IV. Le tadalafil reste efficace et bien toléré chez les diabétiques souffrant de dysfonction érectile

La dysfonction érectile est fréquemment sévère chez le patient diabétique et répond moins bien au traitement pharmacologique. Les résultats regroupés de 5 études montrent que l'efficacité du tadalafil est dose-dépendante chez le sujet diabétique comme chez le sujet non diabétique, bien que le score IIEF initial des patients diabétiques soit plus faible. À la dose de 20 mg, le pourcentage de rapports réussis est de 58% et 68 % des patients déclarent que leur fonction érectile est améliorée à la fin du traitement.

La fréquence et la nature des effets indésirables rapportés dans cette population sont comparables à celles observées chez les patients non diabétiques.

V. Conclusion

La structure moléculaire originale du tadalafil et son action à la fois rapide et prolongée due à des caractéristiques pharmacocinétiques favorables font de ce médicament un inhibiteur de la phosphodiestérase de type 5 très performant.
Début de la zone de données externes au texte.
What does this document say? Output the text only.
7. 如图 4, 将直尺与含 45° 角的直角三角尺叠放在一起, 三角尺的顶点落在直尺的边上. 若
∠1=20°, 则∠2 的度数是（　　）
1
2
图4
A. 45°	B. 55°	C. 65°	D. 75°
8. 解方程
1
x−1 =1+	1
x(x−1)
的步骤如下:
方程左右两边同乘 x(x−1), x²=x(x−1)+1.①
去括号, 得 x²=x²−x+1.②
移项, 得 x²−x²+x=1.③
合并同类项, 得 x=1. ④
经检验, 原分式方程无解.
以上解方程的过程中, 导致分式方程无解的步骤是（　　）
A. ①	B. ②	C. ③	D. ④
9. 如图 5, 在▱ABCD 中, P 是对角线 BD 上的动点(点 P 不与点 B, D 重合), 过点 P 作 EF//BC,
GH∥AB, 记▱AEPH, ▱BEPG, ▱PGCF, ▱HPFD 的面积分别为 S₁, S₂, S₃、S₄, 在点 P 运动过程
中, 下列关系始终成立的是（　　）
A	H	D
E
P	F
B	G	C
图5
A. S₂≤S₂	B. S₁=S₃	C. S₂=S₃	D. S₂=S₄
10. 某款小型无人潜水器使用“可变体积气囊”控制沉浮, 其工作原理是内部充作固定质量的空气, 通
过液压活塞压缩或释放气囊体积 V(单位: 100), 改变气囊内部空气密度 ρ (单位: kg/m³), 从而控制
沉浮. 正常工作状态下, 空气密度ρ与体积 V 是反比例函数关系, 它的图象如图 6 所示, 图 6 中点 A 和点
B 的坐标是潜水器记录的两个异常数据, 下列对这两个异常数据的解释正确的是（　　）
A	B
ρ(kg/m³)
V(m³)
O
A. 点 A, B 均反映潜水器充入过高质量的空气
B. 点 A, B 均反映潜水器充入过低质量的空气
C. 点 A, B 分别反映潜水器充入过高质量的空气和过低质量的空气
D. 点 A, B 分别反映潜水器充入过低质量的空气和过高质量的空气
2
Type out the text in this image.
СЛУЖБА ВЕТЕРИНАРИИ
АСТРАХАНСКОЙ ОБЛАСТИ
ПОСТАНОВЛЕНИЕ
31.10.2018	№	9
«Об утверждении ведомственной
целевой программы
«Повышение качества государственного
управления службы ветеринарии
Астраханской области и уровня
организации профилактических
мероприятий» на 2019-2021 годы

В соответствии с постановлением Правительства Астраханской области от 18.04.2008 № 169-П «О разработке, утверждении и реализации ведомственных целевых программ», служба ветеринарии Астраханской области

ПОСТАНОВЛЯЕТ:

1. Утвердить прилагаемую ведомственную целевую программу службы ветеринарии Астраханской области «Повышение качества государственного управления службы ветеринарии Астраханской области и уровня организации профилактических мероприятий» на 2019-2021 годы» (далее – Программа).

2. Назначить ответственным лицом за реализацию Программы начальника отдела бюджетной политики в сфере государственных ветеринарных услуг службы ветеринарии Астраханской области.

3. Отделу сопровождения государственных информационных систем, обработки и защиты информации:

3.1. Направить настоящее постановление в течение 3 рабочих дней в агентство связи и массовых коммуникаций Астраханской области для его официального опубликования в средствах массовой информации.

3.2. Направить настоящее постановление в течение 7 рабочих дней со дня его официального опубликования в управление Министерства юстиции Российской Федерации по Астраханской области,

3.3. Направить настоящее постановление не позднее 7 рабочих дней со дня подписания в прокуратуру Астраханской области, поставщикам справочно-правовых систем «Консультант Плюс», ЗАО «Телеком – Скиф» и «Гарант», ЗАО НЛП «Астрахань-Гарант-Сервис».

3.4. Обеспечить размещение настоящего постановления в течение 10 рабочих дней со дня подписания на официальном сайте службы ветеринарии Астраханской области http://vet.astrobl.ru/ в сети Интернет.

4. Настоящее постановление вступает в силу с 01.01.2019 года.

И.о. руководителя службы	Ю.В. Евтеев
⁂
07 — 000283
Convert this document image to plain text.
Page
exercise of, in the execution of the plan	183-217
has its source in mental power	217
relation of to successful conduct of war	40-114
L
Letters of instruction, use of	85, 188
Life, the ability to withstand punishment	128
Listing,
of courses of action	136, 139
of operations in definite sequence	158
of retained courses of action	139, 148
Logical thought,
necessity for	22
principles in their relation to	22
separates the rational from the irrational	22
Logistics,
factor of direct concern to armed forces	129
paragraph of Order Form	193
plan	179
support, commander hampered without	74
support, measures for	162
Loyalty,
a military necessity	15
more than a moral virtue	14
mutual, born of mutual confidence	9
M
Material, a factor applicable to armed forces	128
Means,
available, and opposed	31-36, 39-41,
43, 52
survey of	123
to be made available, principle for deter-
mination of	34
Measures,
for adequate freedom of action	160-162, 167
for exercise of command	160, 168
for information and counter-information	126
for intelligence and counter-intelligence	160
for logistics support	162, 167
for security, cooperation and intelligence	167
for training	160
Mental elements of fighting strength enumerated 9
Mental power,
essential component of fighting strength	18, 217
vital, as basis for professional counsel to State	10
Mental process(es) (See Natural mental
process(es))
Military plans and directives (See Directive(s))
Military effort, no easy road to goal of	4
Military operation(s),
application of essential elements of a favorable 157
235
Son efficacité démontrée, sa bonne tolérance, sa durée d'action pouvant aller jusqu'à 36 heures et l'absence d'interaction entre son absorption et la prise alimentaire ou la prise d'alcool en font un médicament particulièrement intéressant dans le traitement de la dysfonction érectile, y compris chez les sujets diabétiques présentant une dysfonction érectile sévère.